The Internet Oracle has pondered your question deeply. Your question was:

> Oracle most jolly, have you ever considered a job as a mall Santa?

And in response, thus spake the Oracle:

} To: Lisa, Oracular companion
} From: The Internet Oracle
} Re: Holiday Job
}
} Honey, it might be cool if I took on a job as a mall Santa this year. I
} know whether everyone has been naughty or nice, of course. And how
} about the names of all of the reindeer? I think I can use the Staff of
} Zot to alter my appearance as needed. Check this out and get back to
} me.
}
}    -O
}
} To: Zadoc, Oracular lackey
} From: Lisa, hot babe
} Re: Mall Santa
}
} Sweetheart, the big cheese thinks it would be cool to be a mall Santa
} this year. I know, but let's humor him. Find out what it pays and
} whether the Zot staff is enough to fix his looks. (No wisecracks!) Oh,
} and we need the names of the reindeer. Write soon.
}
}    Love, Lisa.
}
} To: Ms. Emily Saurbraten, Temple Chief of Staff
} From: Zadoc, Executive Assistant to His Omniscience
} Re: Santa job
}
} Three questions honey: What's it pay to be a mall Santa? Can the Zot
} staff do plastic surgery? What are the names of Santa's reindeer? I
} need answers by noon.
}
}   -The Big Z
}
} To: Penny, Benny, and Lenny, Research elves
} From: Emily Saurbraten
} Re: Quick questions
}
} Penny: Need a cost estimate for mall Santa.
}
} Benny: Check capabilities of Zot staff re. plastic surgery.
}
} Lenny: Names of Satan's reindeer.
}
}    E.S.
}
} To: Ronald "Fingers" Scarpelli
} From: Penny "Sweet Lips"
} Re: Santa
}
} Honey bunny, I gotta get a cost estimate for a maul Santa. And I get
} off work today at five thirty. Want to meet at the usual place?
}
}    X X X O O O X X X
}
} To: Dr. Albert Sintermann, chief of cosmetic and reconstructive surgery
} From: Bernard McDinny
} Re: Zot staff
}
} I've got a question for you. Would you be able to fix up a zot victim,
} you know, afterwards, and could you make him look kinda normal again?
}
}    -B McD
}
} To: Cerberus, Dog from Hell
} From: Leonard Farnham
} Re: Reindeer?
}
} Hey, do you guys have any reindeer down there?

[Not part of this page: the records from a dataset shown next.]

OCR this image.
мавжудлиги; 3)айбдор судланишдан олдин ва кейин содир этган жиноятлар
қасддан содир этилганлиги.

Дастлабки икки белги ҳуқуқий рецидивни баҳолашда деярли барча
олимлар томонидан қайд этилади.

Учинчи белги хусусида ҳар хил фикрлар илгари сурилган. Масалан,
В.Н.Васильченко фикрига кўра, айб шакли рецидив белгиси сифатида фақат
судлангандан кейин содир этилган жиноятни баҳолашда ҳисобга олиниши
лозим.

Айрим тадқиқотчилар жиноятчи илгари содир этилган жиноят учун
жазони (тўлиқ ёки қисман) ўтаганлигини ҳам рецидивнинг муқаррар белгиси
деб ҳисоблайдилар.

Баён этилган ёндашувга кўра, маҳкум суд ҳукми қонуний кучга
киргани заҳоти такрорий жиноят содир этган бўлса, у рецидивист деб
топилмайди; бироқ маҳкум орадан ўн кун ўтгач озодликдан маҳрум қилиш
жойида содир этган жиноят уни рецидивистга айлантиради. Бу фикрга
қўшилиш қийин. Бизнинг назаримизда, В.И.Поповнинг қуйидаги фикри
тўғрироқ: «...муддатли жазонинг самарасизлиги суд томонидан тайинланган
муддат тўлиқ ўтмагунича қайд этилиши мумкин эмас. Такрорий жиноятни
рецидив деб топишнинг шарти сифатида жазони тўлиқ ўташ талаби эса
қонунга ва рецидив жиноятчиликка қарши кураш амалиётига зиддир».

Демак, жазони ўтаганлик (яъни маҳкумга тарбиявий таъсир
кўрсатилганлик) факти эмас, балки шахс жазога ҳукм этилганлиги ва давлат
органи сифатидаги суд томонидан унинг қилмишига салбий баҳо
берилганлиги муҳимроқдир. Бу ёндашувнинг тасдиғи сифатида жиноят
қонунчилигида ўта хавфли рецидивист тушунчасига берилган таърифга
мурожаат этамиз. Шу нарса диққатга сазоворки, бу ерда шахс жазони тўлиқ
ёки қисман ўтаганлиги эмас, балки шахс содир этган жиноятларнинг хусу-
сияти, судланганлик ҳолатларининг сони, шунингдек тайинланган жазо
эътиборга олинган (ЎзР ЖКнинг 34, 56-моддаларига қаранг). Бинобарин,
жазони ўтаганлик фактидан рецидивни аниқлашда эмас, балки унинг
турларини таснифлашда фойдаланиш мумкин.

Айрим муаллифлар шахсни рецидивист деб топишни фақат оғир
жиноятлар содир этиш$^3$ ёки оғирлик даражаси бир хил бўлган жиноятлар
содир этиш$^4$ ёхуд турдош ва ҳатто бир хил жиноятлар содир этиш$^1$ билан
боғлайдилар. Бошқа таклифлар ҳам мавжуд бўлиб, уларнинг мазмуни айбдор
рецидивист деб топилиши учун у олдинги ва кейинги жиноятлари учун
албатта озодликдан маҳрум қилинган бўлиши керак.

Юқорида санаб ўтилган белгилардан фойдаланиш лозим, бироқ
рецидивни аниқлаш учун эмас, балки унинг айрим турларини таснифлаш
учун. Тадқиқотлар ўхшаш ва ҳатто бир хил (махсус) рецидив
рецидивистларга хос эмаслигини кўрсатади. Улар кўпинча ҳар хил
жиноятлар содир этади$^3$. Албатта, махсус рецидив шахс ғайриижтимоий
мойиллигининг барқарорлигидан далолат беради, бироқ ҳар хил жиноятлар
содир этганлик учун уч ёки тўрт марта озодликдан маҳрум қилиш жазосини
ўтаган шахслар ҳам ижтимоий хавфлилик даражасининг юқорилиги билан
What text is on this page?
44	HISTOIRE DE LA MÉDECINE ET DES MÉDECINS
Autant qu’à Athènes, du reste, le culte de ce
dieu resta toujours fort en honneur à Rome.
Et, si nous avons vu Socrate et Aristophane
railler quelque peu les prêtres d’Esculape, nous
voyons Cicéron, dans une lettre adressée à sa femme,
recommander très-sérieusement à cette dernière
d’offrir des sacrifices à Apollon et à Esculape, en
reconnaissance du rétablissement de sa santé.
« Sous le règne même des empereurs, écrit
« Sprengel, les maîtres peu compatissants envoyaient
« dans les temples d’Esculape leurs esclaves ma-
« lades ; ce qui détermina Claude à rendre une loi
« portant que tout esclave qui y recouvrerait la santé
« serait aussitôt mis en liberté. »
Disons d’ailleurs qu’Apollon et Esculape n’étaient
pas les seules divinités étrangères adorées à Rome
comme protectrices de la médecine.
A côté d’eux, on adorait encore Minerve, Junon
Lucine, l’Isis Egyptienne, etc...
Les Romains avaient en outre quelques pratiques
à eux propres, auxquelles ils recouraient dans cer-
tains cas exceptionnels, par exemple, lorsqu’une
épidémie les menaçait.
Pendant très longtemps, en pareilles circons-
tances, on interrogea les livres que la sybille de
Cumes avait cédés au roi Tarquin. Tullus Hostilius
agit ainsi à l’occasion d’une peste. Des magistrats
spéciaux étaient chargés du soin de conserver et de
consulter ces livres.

And what are their
} names?
}
}    Lenny
}
}    ........ much later .........
}
} To: Orrie the hottie
} From: Lisa the nubile
} Re: Santa job
}
} Got those answers you needed. Turns out that you can get a good Santa
} job for about $5000, broken bones are your choice (what's that about?),
} just show up at The Top Cat after work and wear your red outfit. You
} can get somewhat fixed up with any zot setting, even "UltraMegaZot",
} although the results really depend upon the strength of the zot. And
} I've got a list of names here: Gouger, Tyson, Kicker, Gorer, Stinky,
} Demon, Fangs, Nessus, and Rudolph. What's that all about?
}
}     Forever yours, Lisa
} - - - - - - - - - - - - - - - - - - - - - - - - - - - - - - - - - - -
}
} You owe the Oracle a promise to be extra good this year.